Keppel lands $270 MM rig contract for Brazil
Keppel Offshore & Marine Ltd, through Keppel FELS Ltd., has secured a contract to design and build its first drilling rig for deployment in Brazilian waters. The $270 million contract from Brazilian drilling contractor Queiroz Galvao Perfuracoes (QGP) is to build a semisubmersible drilling rig, with the owner supplying the drilling and subsea equipment. The rig will be built based on a fifth generation deepwater solution, the DSS 38. The rig, which will be delivered in third quarter 2009, is expected to support Petrobras’ plan to improve its hydrocarbons production and reserves in Brazil and elsewhere in the region. The DSS 38 semisubmersible drilling rig has been developed to meet operational requirements in the deepwater region, comprising Brazil, Africa, and the Gulf of Mexico. It is rated to drill to depths of 30,000 feet below mud line in just over 9,000 feet water depth
Escondido increases South Texas holdings
Escondido Resources LP has increased its presence in the Olmos trend in La Salle, Dimmit, and Webb counties in South Texas. Earlier, the company closed an acquisition of producing oil and gas properties in Webb and Dimmit counties for $13.2 million from an undisclosed private seller. The acquired properties have current net production of 1.2 million cubic feet of gas equivalent per day and 3,700 net acres. The company has acquired new leasehold acreage in Dimmit and La Salle counties totaling more than 60,000 net acres. This new acreage is near the company’s existing operations in the two counties. In total, Escondido has about 100,000 net acres of land under lease in the Olmos trend. The company drilled 50 wells in 2005 with 100% success, and plans to drill more than 100 wells in 2006. Escondido has 4 drilling rigs under contract and active in the area. EnCap Investments, LP, provides private equity to the company, and Wells Fargo Bank, N.A., provides banking and credit.
Baker Petrolite buys DBM Oil Chemicals BV
Baker Petrolite, a division of Baker Hughes In., has acquired DBM Oil Chemicals BV, based in Rotterdam, the Netherlands. This acquisition will support the growth of the Baker Petrolite fuel additives business, including the Prepared to Respond® Services business segment. This segment provides 24-hour, year-round worldwide chemical response service to cargo and tanker owners, and suppliers for onsite chemical treatment of fuel oil, crude oil, and distillate fuel cargo in order to meet the buyer’s specifications.

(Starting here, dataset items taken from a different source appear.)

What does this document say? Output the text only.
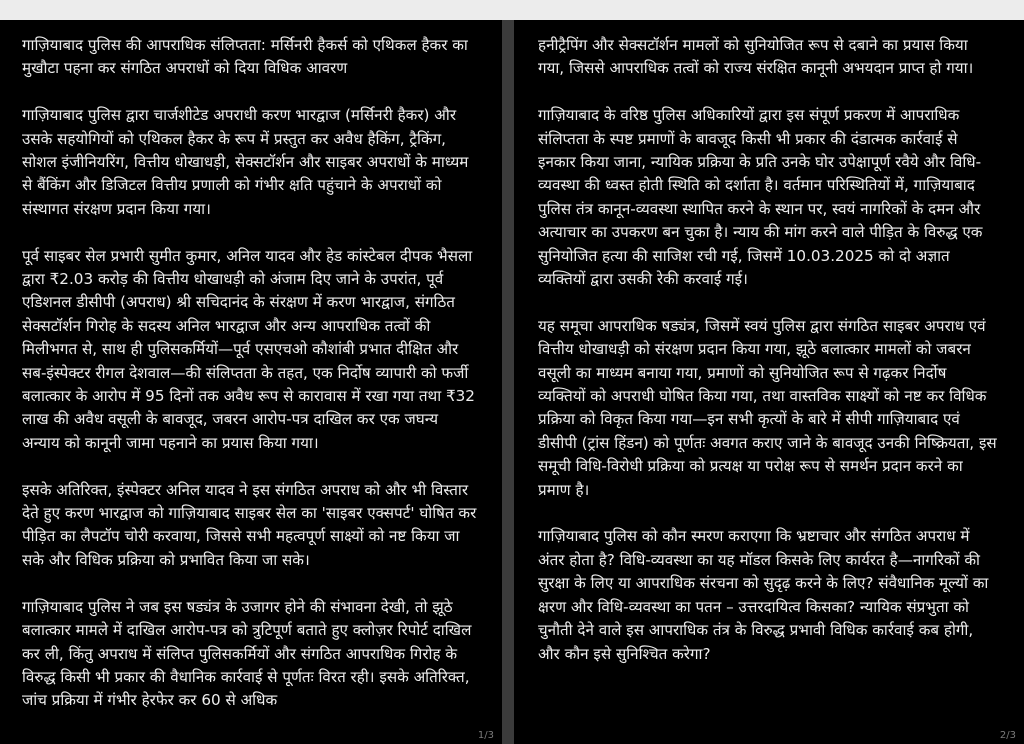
गाज़ियाबाद पुलिस की आपराधिक संलिप्तता: मर्सिनरी हैकर्स को एथिकल हैकर का मुखौटा पहना कर संगठित अपराधों को दिया विधिक आवरण

गाज़ियाबाद पुलिस द्वारा चार्जशीटेड अपराधी करण भारद्वाज (मर्सिनरी हैकर) और उसके सहयोगियों को एथिकल हैकर के रूप में प्रस्तुत कर अवैध हैकिंग, ट्रैकिंग, सोशल इंजीनियरिंग, वित्तीय धोखाधड़ी, सेक्सटॉर्शन और साइबर अपराधों के माध्यम से बैंकिंग और डिजिटल वित्तीय प्रणाली को गंभीर क्षति पहुंचाने के अपराधों को संस्थागत संरक्षण प्रदान किया गया।

पूर्व साइबर सेल प्रभारी सुमीत कुमार, अनिल यादव और हेड कांस्टेबल दीपक भैसला द्वारा ₹2.03 करोड़ की वित्तीय धोखाधड़ी को अंजाम दिए जाने के उपरांत, पूर्व एडिशनल डीसीपी (अपराध) श्री सचिदानंद के संरक्षण में करण भारद्वाज, संगठित सेक्सटॉर्शन गिरोह के सदस्य अनिल भारद्वाज और अन्य आपराधिक तत्वों की मिलीभगत से, साथ ही पुलिसकर्मियों—पूर्व एसएचओ कौशांबी प्रभात दीक्षित और सब-इंस्पेक्टर रीगल देशवाल—की संलिप्तता के तहत, एक निर्दोष व्यापारी को फर्जी बलात्कार के आरोप में 95 दिनों तक अवैध रूप से कारावास में रखा गया तथा ₹32 लाख की अवैध वसूली के बावजूद, जबरन आरोप-पत्र दाखिल कर एक जघन्य अन्याय को कानूनी जामा पहनाने का प्रयास किया गया।

इसके अतिरिक्त, इंस्पेक्टर अनिल यादव ने इस संगठित अपराध को और भी विस्तार देते हुए करण भारद्वाज को गाज़ियाबाद साइबर सेल का 'साइबर एक्सपर्ट' घोषित कर पीड़ित का लैपटॉप चोरी करवाया, जिससे सभी महत्वपूर्ण साक्ष्यों को नष्ट किया जा सके और विधिक प्रक्रिया को प्रभावित किया जा सके।

गाज़ियाबाद पुलिस ने जब इस षड्यंत्र के उजागर होने की संभावना देखी, तो झूठे बलात्कार मामले में दाखिल आरोप-पत्र को त्रुटिपूर्ण बताते हुए क्लोज़र रिपोर्ट दाखिल कर ली, किंतु अपराध में संलिप्त पुलिसकर्मियों और संगठित आपराधिक गिरोह के विरुद्ध किसी भी प्रकार की वैधानिक कार्रवाई से पूर्णतः विरत रही। इसके अतिरिक्त, जांच प्रक्रिया में गंभीर हेरफेर कर 60 से अधिक

1/3

हनीट्रैपिंग और सेक्सटॉर्शन मामलों को सुनियोजित रूप से दबाने का प्रयास किया गया, जिससे आपराधिक तत्वों को राज्य संरक्षित कानूनी अभयदान प्राप्त हो गया।

गाज़ियाबाद के वरिष्ठ पुलिस अधिकारियों द्वारा इस संपूर्ण प्रकरण में आपराधिक संलिप्तता के स्पष्ट प्रमाणों के बावजूद किसी भी प्रकार की दंडात्मक कार्रवाई से इनकार किया जाना, न्यायिक प्रक्रिया के प्रति उनके घोर उपेक्षापूर्ण रवैये और विधि-व्यवस्था की ध्वस्त होती स्थिति को दर्शाता है। वर्तमान परिस्थितियों में, गाज़ियाबाद पुलिस तंत्र कानून-व्यवस्था स्थापित करने के स्थान पर, स्वयं नागरिकों के दमन और अत्याचार का उपकरण बन चुका है। न्याय की मांग करने वाले पीड़ित के विरुद्ध एक सुनियोजित हत्या की साजिश रची गई, जिसमें 10.03.2025 को दो अज्ञात व्यक्तियों द्वारा उसकी रेकी करवाई गई।

यह समूचा आपराधिक षड्यंत्र, जिसमें स्वयं पुलिस द्वारा संगठित साइबर अपराध एवं वित्तीय धोखाधड़ी को संरक्षण प्रदान किया गया, झूठे बलात्कार मामलों को जबरन वसूली का माध्यम बनाया गया, प्रमाणों को सुनियोजित रूप से गढ़कर निर्दोष व्यक्तियों को अपराधी घोषित किया गया, तथा वास्तविक साक्ष्यों को नष्ट कर विधिक प्रक्रिया को विकृत किया गया—इन सभी कृत्यों के बारे में सीपी गाज़ियाबाद एवं डीसीपी (ट्रांस हिंडन) को पूर्णतः अवगत कराए जाने के बावजूद उनकी निष्क्रियता, इस समूची विधि-विरोधी प्रक्रिया को प्रत्यक्ष या परोक्ष रूप से समर्थन प्रदान करने का प्रमाण है।

गाज़ियाबाद पुलिस को कौन स्मरण कराएगा कि भ्रष्टाचार और संगठित अपराध में अंतर होता है? विधि-व्यवस्था का यह मॉडल किसके लिए कार्यरत है—नागरिकों की सुरक्षा के लिए या आपराधिक संरचना को सुदृढ़ करने के लिए? संवैधानिक मूल्यों का क्षरण और विधि-व्यवस्था का पतन – उत्तरदायित्व किसका? न्यायिक संप्रभुता को चुनौती देने वाले इस आपराधिक तंत्र के विरुद्ध प्रभावी विधिक कार्रवाई कब होगी, और कौन इसे सुनिश्चित करेगा?

2/3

Baker Petrolite is a world leader in providing chemical, engineering, and technology solutions to the global hydrocarbon recovery and processing.

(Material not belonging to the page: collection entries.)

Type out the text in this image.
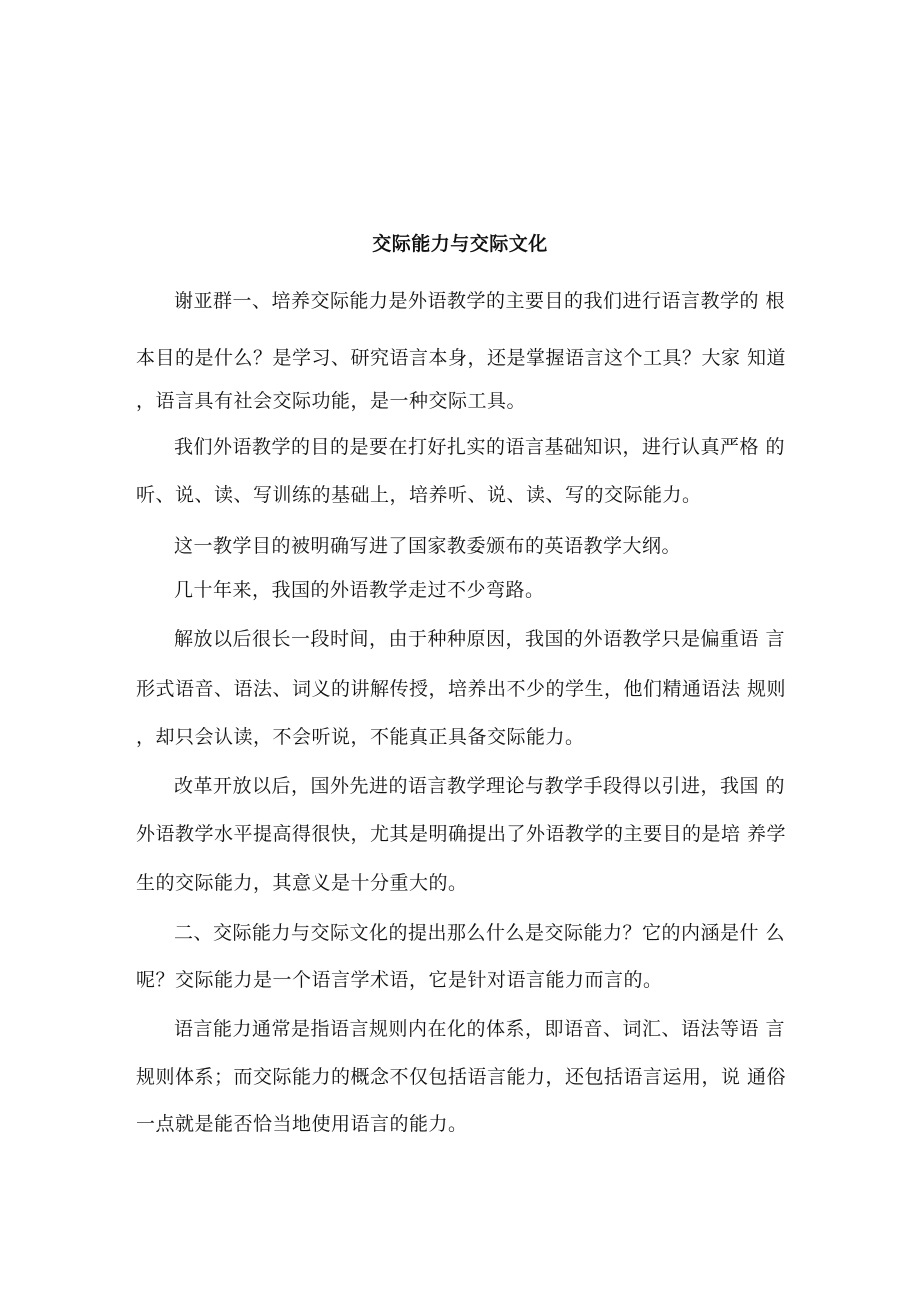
交际能力与交际文化

谢亚群一、培养交际能力是外语教学的主要目的我们进行语言教学的 根

本目的是什么？是学习、研究语言本身，还是掌握语言这个工具？大家 知道

，语言具有社会交际功能，是一种交际工具。

我们外语教学的目的是要在打好扎实的语言基础知识，进行认真严格 的

听、说、读、写训练的基础上，培养听、说、读、写的交际能力。

这一教学目的被明确写进了国家教委颁布的英语教学大纲。

几十年来，我国的外语教学走过不少弯路。

解放以后很长一段时间，由于种种原因，我国的外语教学只是偏重语 言

形式语音、语法、词义的讲解传授，培养出不少的学生，他们精通语法 规则

，却只会认读，不会听说，不能真正具备交际能力。

改革开放以后，国外先进的语言教学理论与教学手段得以引进，我国 的

外语教学水平提高得很快，尤其是明确提出了外语教学的主要目的是培 养学

生的交际能力，其意义是十分重大的。

二、交际能力与交际文化的提出那么什么是交际能力？它的内涵是什 么

呢？交际能力是一个语言学术语，它是针对语言能力而言的。

语言能力通常是指语言规则内在化的体系，即语音、词汇、语法等语 言

规则体系；而交际能力的概念不仅包括语言能力，还包括语言运用，说 通俗

一点就是能否恰当地使用语言的能力。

Samurai Energy completes merger with ECCO Energy
Houston-based Samurai Energy Corp. has merged with ECCO Energy Corp., a Nevada corporation. Under the terms of the agreement, each three shares of ECCO common stock issued and outstanding immediately prior to the merger will be converted in the right to receive one fully paid, non-assessable share of Samurai common stock. ECCO Energy, the surviving company, will be a public Nevada corporation. Samuel Skipper is the newly elected president and CEO of ECCO Energy. ECCO has doubled the reserve base of the company with the merger.